Particle injection is highly flexible. Sources can be defined as point‑like emitters, extended spherical or cylindrical volumes, or via user‑specified probability density functions that control spatial and angular distributions. Energy spectra can follow power‑law, log‑normal, or user‑provided tabulated distributions. Composition fractions are set independently, enabling realistic mixed‑composition simulations that reflect observational hints of a heavy component at the highest energies.
The authors validate the integration routines through two complementary tests. First, they compare CRT trajectories in a uniform magnetic field against analytic circular orbits, finding relative errors below 10⁻⁶ in position and energy conservation. Second, they perform forward and backward propagation through a full Jansson‑Farrar field and demonstrate that the statistical properties of arrival directions, deflection angles, and energy spectra are consistent between the two directions, confirming that numerical irreversibility is negligible for practical purposes.
CRT is written in C++ for performance-critical integration, with a Python wrapper that handles configuration, job submission, and post‑processing. Input parameters are specified in a human‑readable YAML file, and the code supports MPI‑based parallelism, allowing simulations of millions of particles on modern clusters.

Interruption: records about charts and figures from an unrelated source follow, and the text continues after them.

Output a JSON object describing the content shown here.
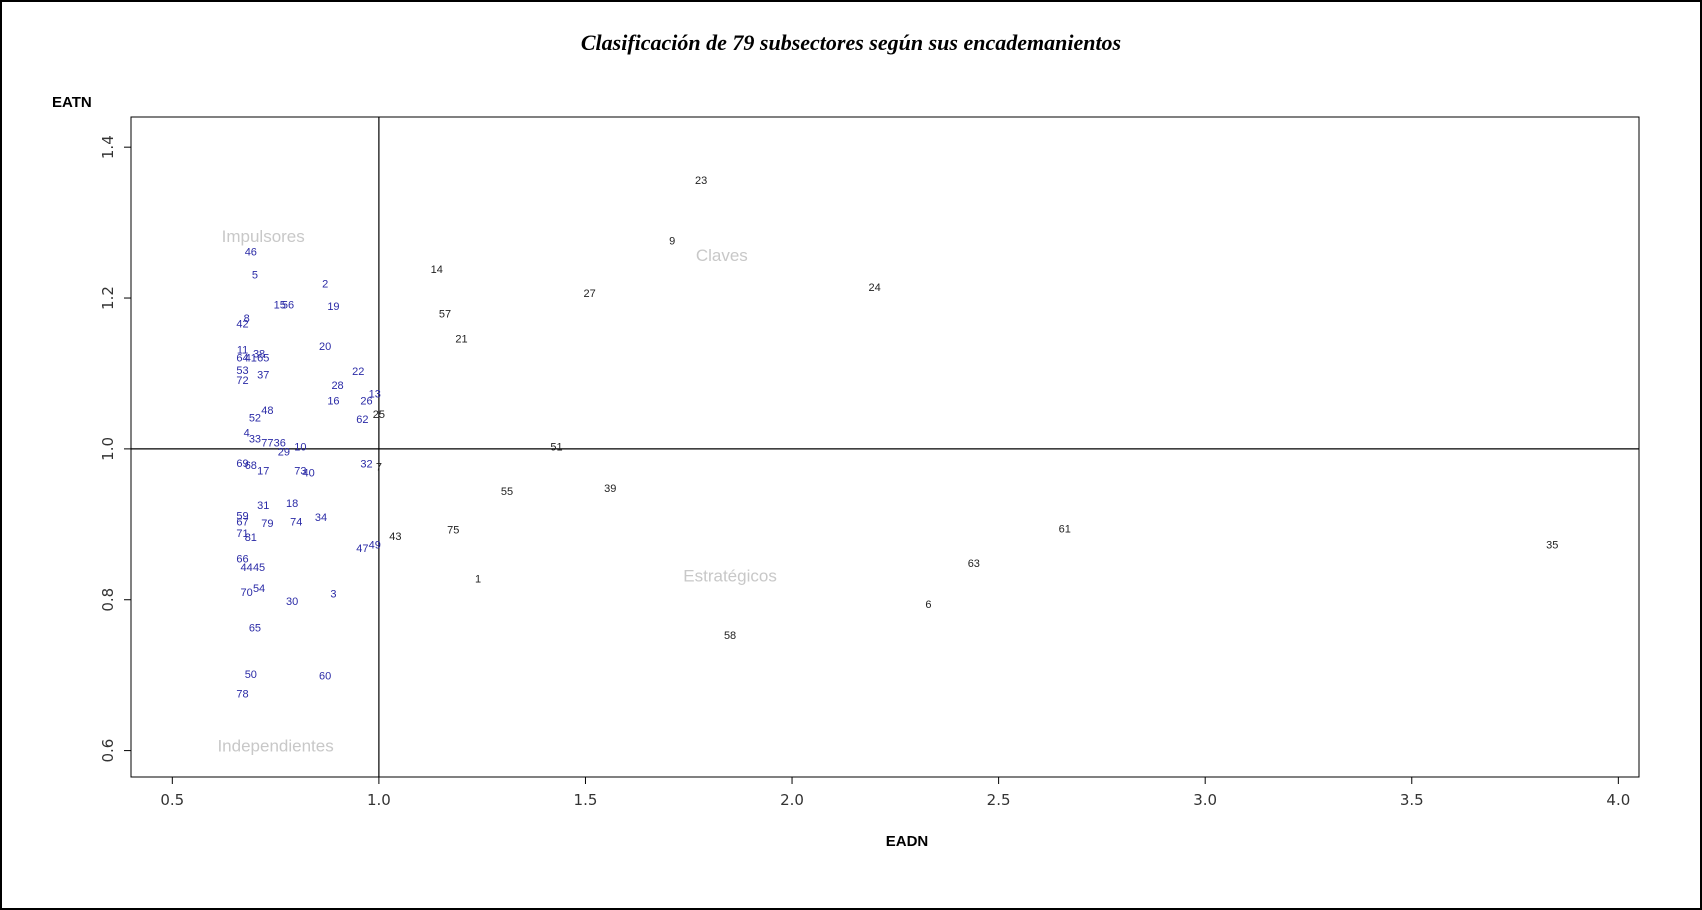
{
  "chart_data": {
    "type": "scatter",
    "title": "Clasificación de 79 subsectores según sus encademanientos",
    "xlabel": "EADN",
    "ylabel": "EATN",
    "xlim": [
      0.4,
      4.05
    ],
    "ylim": [
      0.565,
      1.44
    ],
    "xticks": [
      0.5,
      1.0,
      1.5,
      2.0,
      2.5,
      3.0,
      3.5,
      4.0
    ],
    "xtick_labels": [
      "0.5",
      "1.0",
      "1.5",
      "2.0",
      "2.5",
      "3.0",
      "3.5",
      "4.0"
    ],
    "yticks": [
      0.6,
      0.8,
      1.0,
      1.2,
      1.4
    ],
    "ytick_labels": [
      "0.6",
      "0.8",
      "1.0",
      "1.2",
      "1.4"
    ],
    "reference_lines": {
      "x": 1.0,
      "y": 1.0
    },
    "grid": false,
    "colors": {
      "below_threshold": "#2a2aa6",
      "above_threshold": "#222222",
      "region_label": "#c8c8c8",
      "axis": "#000000"
    },
    "regions": [
      {
        "label": "Impulsores",
        "x": 0.72,
        "y": 1.28
      },
      {
        "label": "Claves",
        "x": 1.83,
        "y": 1.255
      },
      {
        "label": "Estratégicos",
        "x": 1.85,
        "y": 0.83
      },
      {
        "label": "Independientes",
        "x": 0.75,
        "y": 0.605
      }
    ],
    "points": [
      {
        "label": "23",
        "x": 1.78,
        "y": 1.355
      },
      {
        "label": "9",
        "x": 1.71,
        "y": 1.275
      },
      {
        "label": "14",
        "x": 1.14,
        "y": 1.237
      },
      {
        "label": "27",
        "x": 1.51,
        "y": 1.205
      },
      {
        "label": "24",
        "x": 2.2,
        "y": 1.213
      },
      {
        "label": "57",
        "x": 1.16,
        "y": 1.178
      },
      {
        "label": "21",
        "x": 1.2,
        "y": 1.145
      },
      {
        "label": "51",
        "x": 1.43,
        "y": 1.002
      },
      {
        "label": "55",
        "x": 1.31,
        "y": 0.943
      },
      {
        "label": "39",
        "x": 1.56,
        "y": 0.947
      },
      {
        "label": "75",
        "x": 1.18,
        "y": 0.892
      },
      {
        "label": "43",
        "x": 1.04,
        "y": 0.883
      },
      {
        "label": "1",
        "x": 1.24,
        "y": 0.827
      },
      {
        "label": "61",
        "x": 2.66,
        "y": 0.893
      },
      {
        "label": "35",
        "x": 3.84,
        "y": 0.872
      },
      {
        "label": "63",
        "x": 2.44,
        "y": 0.847
      },
      {
        "label": "6",
        "x": 2.33,
        "y": 0.793
      },
      {
        "label": "58",
        "x": 1.85,
        "y": 0.752
      },
      {
        "label": "7",
        "x": 1.0,
        "y": 0.975
      },
      {
        "label": "46",
        "x": 0.69,
        "y": 1.26
      },
      {
        "label": "5",
        "x": 0.7,
        "y": 1.23
      },
      {
        "label": "2",
        "x": 0.87,
        "y": 1.218
      },
      {
        "label": "15",
        "x": 0.76,
        "y": 1.19
      },
      {
        "label": "56",
        "x": 0.78,
        "y": 1.19
      },
      {
        "label": "19",
        "x": 0.89,
        "y": 1.188
      },
      {
        "label": "8",
        "x": 0.68,
        "y": 1.172
      },
      {
        "label": "42",
        "x": 0.67,
        "y": 1.165
      },
      {
        "label": "20",
        "x": 0.87,
        "y": 1.135
      },
      {
        "label": "11",
        "x": 0.67,
        "y": 1.13
      },
      {
        "label": "38",
        "x": 0.71,
        "y": 1.125
      },
      {
        "label": "64",
        "x": 0.67,
        "y": 1.12
      },
      {
        "label": "41",
        "x": 0.69,
        "y": 1.12
      },
      {
        "label": "65",
        "x": 0.72,
        "y": 1.12
      },
      {
        "label": "22",
        "x": 0.95,
        "y": 1.102
      },
      {
        "label": "53",
        "x": 0.67,
        "y": 1.103
      },
      {
        "label": "37",
        "x": 0.72,
        "y": 1.097
      },
      {
        "label": "72",
        "x": 0.67,
        "y": 1.09
      },
      {
        "label": "28",
        "x": 0.9,
        "y": 1.083
      },
      {
        "label": "13",
        "x": 0.99,
        "y": 1.072
      },
      {
        "label": "26",
        "x": 0.97,
        "y": 1.063
      },
      {
        "label": "16",
        "x": 0.89,
        "y": 1.063
      },
      {
        "label": "25",
        "x": 1.0,
        "y": 1.045
      },
      {
        "label": "62",
        "x": 0.96,
        "y": 1.038
      },
      {
        "label": "48",
        "x": 0.73,
        "y": 1.05
      },
      {
        "label": "52",
        "x": 0.7,
        "y": 1.04
      },
      {
        "label": "4",
        "x": 0.68,
        "y": 1.02
      },
      {
        "label": "33",
        "x": 0.7,
        "y": 1.012
      },
      {
        "label": "77",
        "x": 0.73,
        "y": 1.007
      },
      {
        "label": "36",
        "x": 0.76,
        "y": 1.007
      },
      {
        "label": "10",
        "x": 0.81,
        "y": 1.002
      },
      {
        "label": "29",
        "x": 0.77,
        "y": 0.995
      },
      {
        "label": "69",
        "x": 0.67,
        "y": 0.98
      },
      {
        "label": "68",
        "x": 0.69,
        "y": 0.977
      },
      {
        "label": "17",
        "x": 0.72,
        "y": 0.97
      },
      {
        "label": "73",
        "x": 0.81,
        "y": 0.97
      },
      {
        "label": "40",
        "x": 0.83,
        "y": 0.967
      },
      {
        "label": "32",
        "x": 0.97,
        "y": 0.979
      },
      {
        "label": "31",
        "x": 0.72,
        "y": 0.924
      },
      {
        "label": "18",
        "x": 0.79,
        "y": 0.927
      },
      {
        "label": "34",
        "x": 0.86,
        "y": 0.908
      },
      {
        "label": "59",
        "x": 0.67,
        "y": 0.91
      },
      {
        "label": "67",
        "x": 0.67,
        "y": 0.902
      },
      {
        "label": "79",
        "x": 0.73,
        "y": 0.9
      },
      {
        "label": "74",
        "x": 0.8,
        "y": 0.902
      },
      {
        "label": "71",
        "x": 0.67,
        "y": 0.887
      },
      {
        "label": "81",
        "x": 0.69,
        "y": 0.882
      },
      {
        "label": "47",
        "x": 0.96,
        "y": 0.867
      },
      {
        "label": "49",
        "x": 0.99,
        "y": 0.872
      },
      {
        "label": "66",
        "x": 0.67,
        "y": 0.853
      },
      {
        "label": "44",
        "x": 0.68,
        "y": 0.842
      },
      {
        "label": "45",
        "x": 0.71,
        "y": 0.842
      },
      {
        "label": "54",
        "x": 0.71,
        "y": 0.814
      },
      {
        "label": "70",
        "x": 0.68,
        "y": 0.809
      },
      {
        "label": "30",
        "x": 0.79,
        "y": 0.797
      },
      {
        "label": "3",
        "x": 0.89,
        "y": 0.807
      },
      {
        "label": "65",
        "x": 0.7,
        "y": 0.762
      },
      {
        "label": "50",
        "x": 0.69,
        "y": 0.7
      },
      {
        "label": "60",
        "x": 0.87,
        "y": 0.698
      },
      {
        "label": "78",
        "x": 0.67,
        "y": 0.674
      }
    ]
  }
}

Output can be written in HDF5, ROOT, or plain CSV formats, and built‑in utilities facilitate visualization with Matplotlib, ParaView, or the yt analysis package.
Application examples illustrate CRT’s scientific utility. Using the Jansson‑Farrar model, the authors back‑track 10⁸ GeV protons and find typical deflections of ~5°, whereas iron nuclei at the same rigidity experience deflections exceeding 20°, highlighting the strong composition dependence of GMF lensing. They also demonstrate forward‑tracking from a synthetic source distribution, showing how the GMF can smear an initially anisotropic sky map into a pattern that mimics isotropy, thereby quantifying the loss of source information.

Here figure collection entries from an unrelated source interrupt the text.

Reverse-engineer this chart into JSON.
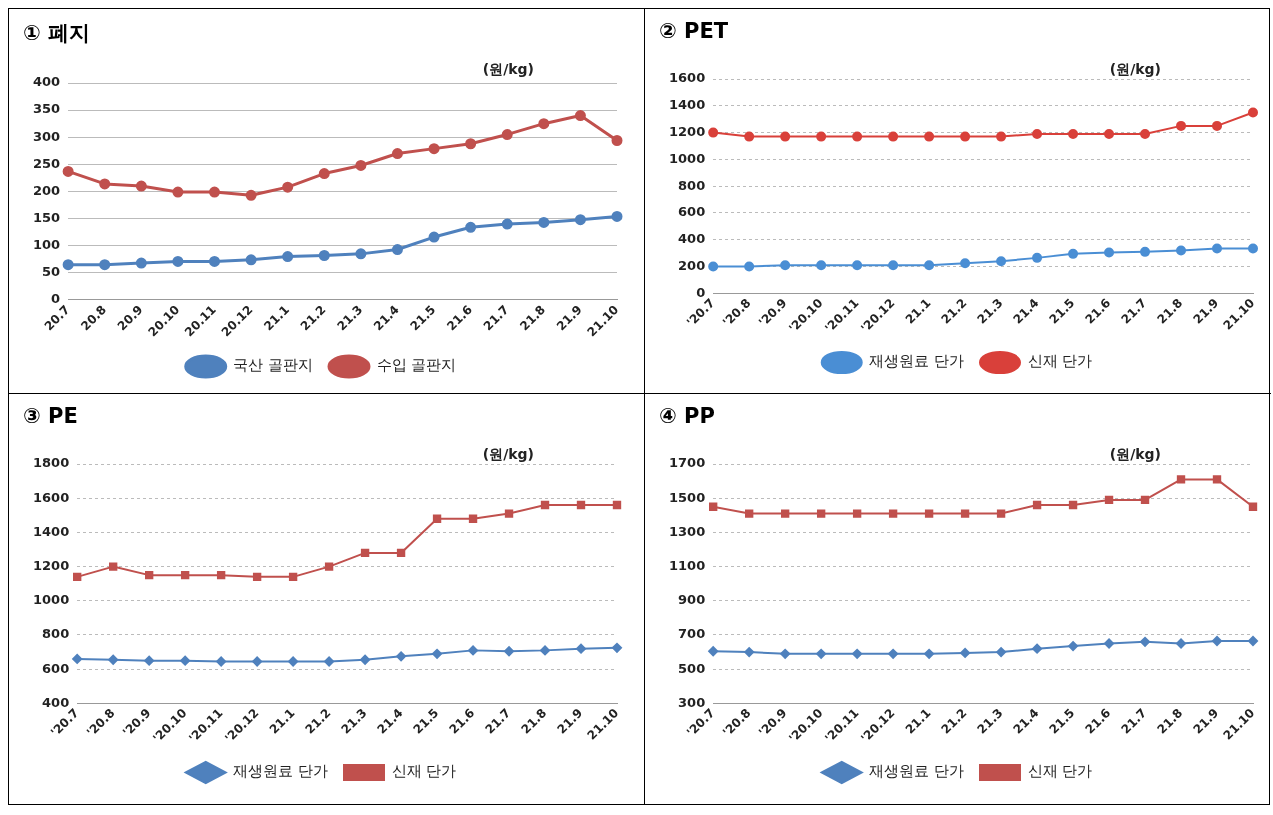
{
  "chart_data": [
    {
      "type": "line",
      "title": "① 폐지",
      "annotations": [
        "(원/kg)"
      ],
      "categories": [
        "20.7",
        "20.8",
        "20.9",
        "20.10",
        "20.11",
        "20.12",
        "21.1",
        "21.2",
        "21.3",
        "21.4",
        "21.5",
        "21.6",
        "21.7",
        "21.8",
        "21.9",
        "21.10"
      ],
      "series": [
        {
          "name": "국산 골판지",
          "color": "#4f81bd",
          "values": [
            65,
            65,
            68,
            71,
            71,
            74,
            80,
            82,
            85,
            93,
            116,
            134,
            140,
            143,
            148,
            154
          ]
        },
        {
          "name": "수입 골판지",
          "color": "#c0504d",
          "values": [
            237,
            214,
            210,
            199,
            199,
            193,
            208,
            233,
            248,
            270,
            279,
            288,
            305,
            325,
            340,
            294
          ]
        }
      ],
      "ylim": [
        0,
        400
      ],
      "yticks": [
        0,
        50,
        100,
        150,
        200,
        250,
        300,
        350,
        400
      ],
      "grid": "y",
      "legend": "bottom",
      "marker": "circle"
    },
    {
      "type": "line",
      "title": "② PET",
      "annotations": [
        "(원/kg)"
      ],
      "categories": [
        "'20.7",
        "'20.8",
        "'20.9",
        "'20.10",
        "'20.11",
        "'20.12",
        "21.1",
        "21.2",
        "21.3",
        "21.4",
        "21.5",
        "21.6",
        "21.7",
        "21.8",
        "21.9",
        "21.10"
      ],
      "series": [
        {
          "name": "재생원료 단가",
          "color": "#4a8ed4",
          "values": [
            200,
            200,
            210,
            210,
            210,
            210,
            210,
            225,
            240,
            265,
            295,
            305,
            310,
            320,
            335,
            335
          ]
        },
        {
          "name": "신재 단가",
          "color": "#d9403a",
          "values": [
            1200,
            1170,
            1170,
            1170,
            1170,
            1170,
            1170,
            1170,
            1170,
            1190,
            1190,
            1190,
            1190,
            1250,
            1250,
            1350
          ]
        }
      ],
      "ylim": [
        0,
        1600
      ],
      "yticks": [
        0,
        200,
        400,
        600,
        800,
        1000,
        1200,
        1400,
        1600
      ],
      "grid": "y",
      "legend": "bottom",
      "marker": "circle"
    },
    {
      "type": "line",
      "title": "③ PE",
      "annotations": [
        "(원/kg)"
      ],
      "categories": [
        "'20.7",
        "'20.8",
        "'20.9",
        "'20.10",
        "'20.11",
        "'20.12",
        "21.1",
        "21.2",
        "21.3",
        "21.4",
        "21.5",
        "21.6",
        "21.7",
        "21.8",
        "21.9",
        "21.10"
      ],
      "series": [
        {
          "name": "재생원료 단가",
          "color": "#4f81bd",
          "marker": "diamond",
          "values": [
            660,
            655,
            650,
            650,
            645,
            645,
            645,
            645,
            655,
            675,
            690,
            710,
            705,
            710,
            720,
            725
          ]
        },
        {
          "name": "신재 단가",
          "color": "#c0504d",
          "marker": "square",
          "values": [
            1140,
            1200,
            1150,
            1150,
            1150,
            1140,
            1140,
            1200,
            1280,
            1280,
            1480,
            1480,
            1510,
            1560,
            1560,
            1560
          ]
        }
      ],
      "ylim": [
        400,
        1800
      ],
      "yticks": [
        400,
        600,
        800,
        1000,
        1200,
        1400,
        1600,
        1800
      ],
      "grid": "y",
      "legend": "bottom"
    },
    {
      "type": "line",
      "title": "④ PP",
      "annotations": [
        "(원/kg)"
      ],
      "categories": [
        "'20.7",
        "'20.8",
        "'20.9",
        "'20.10",
        "'20.11",
        "'20.12",
        "21.1",
        "21.2",
        "21.3",
        "21.4",
        "21.5",
        "21.6",
        "21.7",
        "21.8",
        "21.9",
        "21.10"
      ],
      "series": [
        {
          "name": "재생원료 단가",
          "color": "#4f81bd",
          "marker": "diamond",
          "values": [
            605,
            600,
            590,
            590,
            590,
            590,
            590,
            595,
            600,
            620,
            635,
            650,
            660,
            650,
            665,
            665
          ]
        },
        {
          "name": "신재 단가",
          "color": "#c0504d",
          "marker": "square",
          "values": [
            1450,
            1410,
            1410,
            1410,
            1410,
            1410,
            1410,
            1410,
            1410,
            1460,
            1460,
            1490,
            1490,
            1610,
            1610,
            1450
          ]
        }
      ],
      "ylim": [
        300,
        1700
      ],
      "yticks": [
        300,
        500,
        700,
        900,
        1100,
        1300,
        1500,
        1700
      ],
      "grid": "y",
      "legend": "bottom"
    }
  ]
}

In summary, CRT provides a comprehensive, validated, and user‑friendly platform for UHECR propagation studies. By offering both forward and backward tracking, support for a wide range of magnetic field configurations, and flexible source/composition specifications, it enables detailed investigations of source identification, magnetic field model testing, and multi‑messenger correlations. The public release, complete documentation, and example scripts lower the barrier for the broader astrophysics community to adopt the tool, and the authors anticipate its integration with upcoming observatories such as AugerPrime, TAx4, and POEMMA to refine our understanding of the Galactic magnetic environment and the origins of the most energetic particles in the universe.